True-ish. Datums exceeding 127 bytes cannot be stored in optimized form and fall back to requiring "integer alignment". If we don't know that a varlena-type column will stay below that threshold (most of the time), we can't say for sure.

Also, there are additional considerations for optimized storage. With many columns in a row, it's cheaper to compute tuple storage offsets with NOT NULL, fixed-size length columns first. Placing frequently accessed columns first also yields a tiny advantage. All of this is further complicated by the TOAST mechanism and index(-only) access.

But all of these effects are typically tiny. And losing 3 bytes to alignment padding pales in comparison when a column occupies 200 bytes.
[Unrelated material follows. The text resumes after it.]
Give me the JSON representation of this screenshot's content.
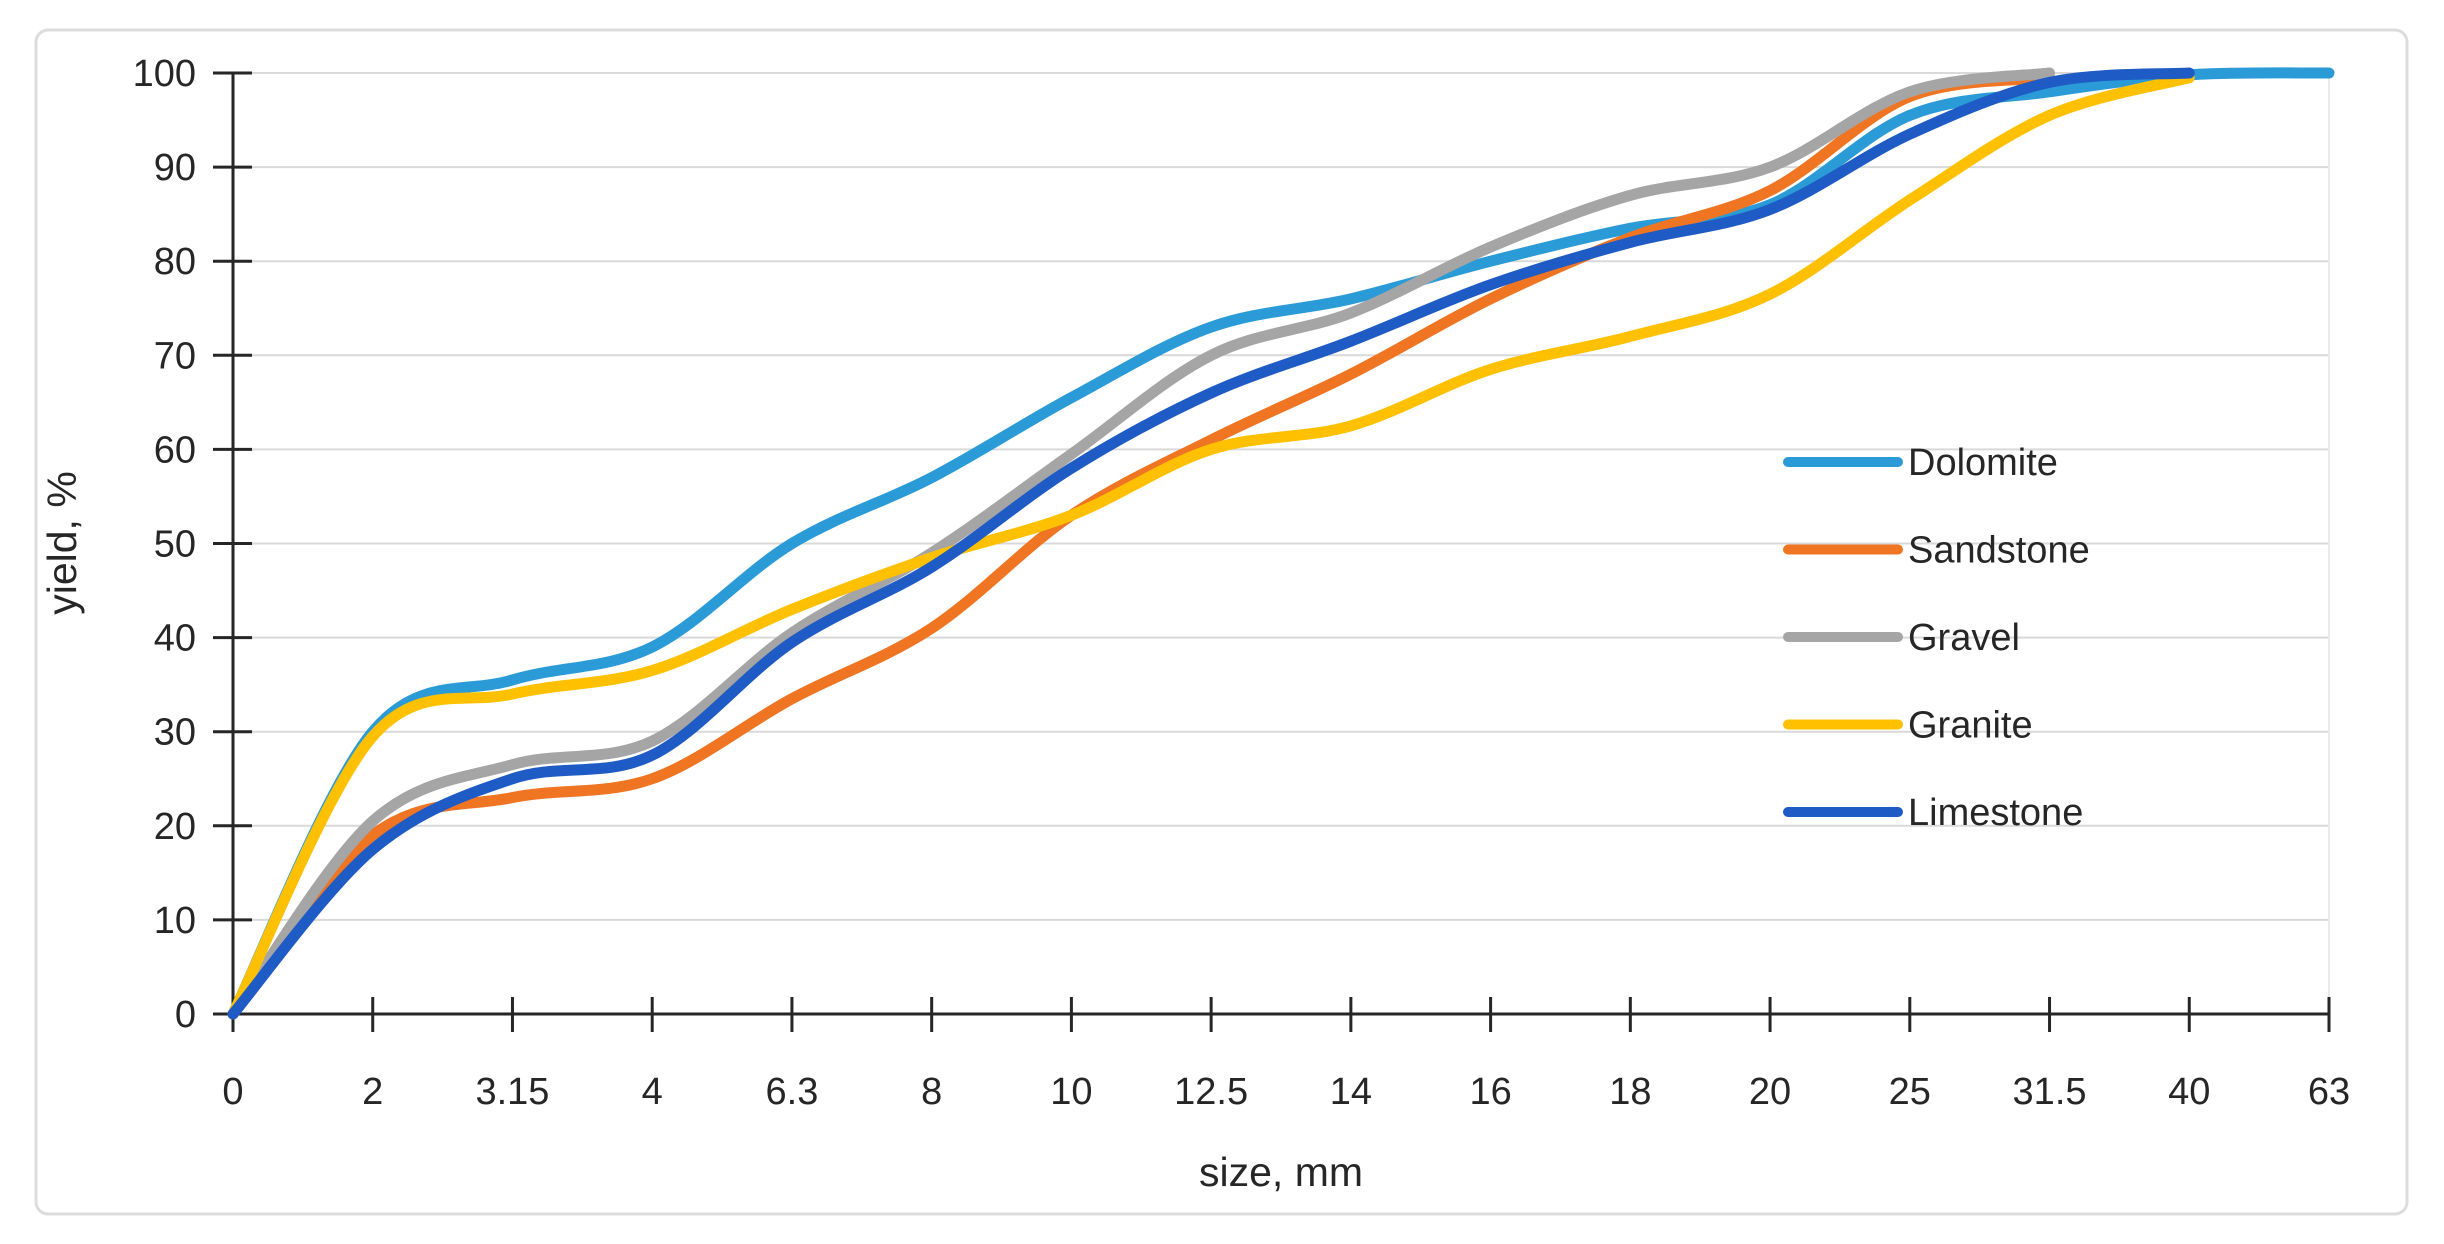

So mostly not worth the bother. The rule of thumb covers most of it:

Sort columns by their required alignment typalign:
d --> i --> s --> c.
But typlen = -1 ("varlena") last (typically), even though formally typalign = 'i'.

The manual:

c = char alignment, i.e., no alignment needed.
s = short alignment (2 bytes on most machines).
i = int alignment (4 bytes on most machines).
d = double alignment (8 bytes on many machines, but by no means all).

Your example

So in the case of a table that has an integer column, a text column, and a smallint column, pg_column_byte_packer will put the text columns right in between the two.

pg_column_byte_packer is living up to its name. int --> text --> smallint is as tight as it gets.

For the typical case of short strings, the only relevant decision is to put int first. smallint can at most force 1 additional byte of alignment padding at odd byte offsets. Since tuple space is always allocated in multiples of 8 bytes, this can never result in a bigger tuple.

Strings exceeding the threshold of 127 bytes on disk (including 1 leading length-byte), flip to 4 leading length bytes and require the nominal integer alignment. That's where putting text before smallint can safe 8 bytes effectively. With random string length that happens in 25 % of cases, so 2 bytes on average for tuples of at least 144 bytes.

There's that. But putting the smallint first typically has tiny advantages, and most text columns stay well below the length threshold.

The thing to remember is not to intersperse multiple smallint and text columns. Multiple offsets can add up in this case.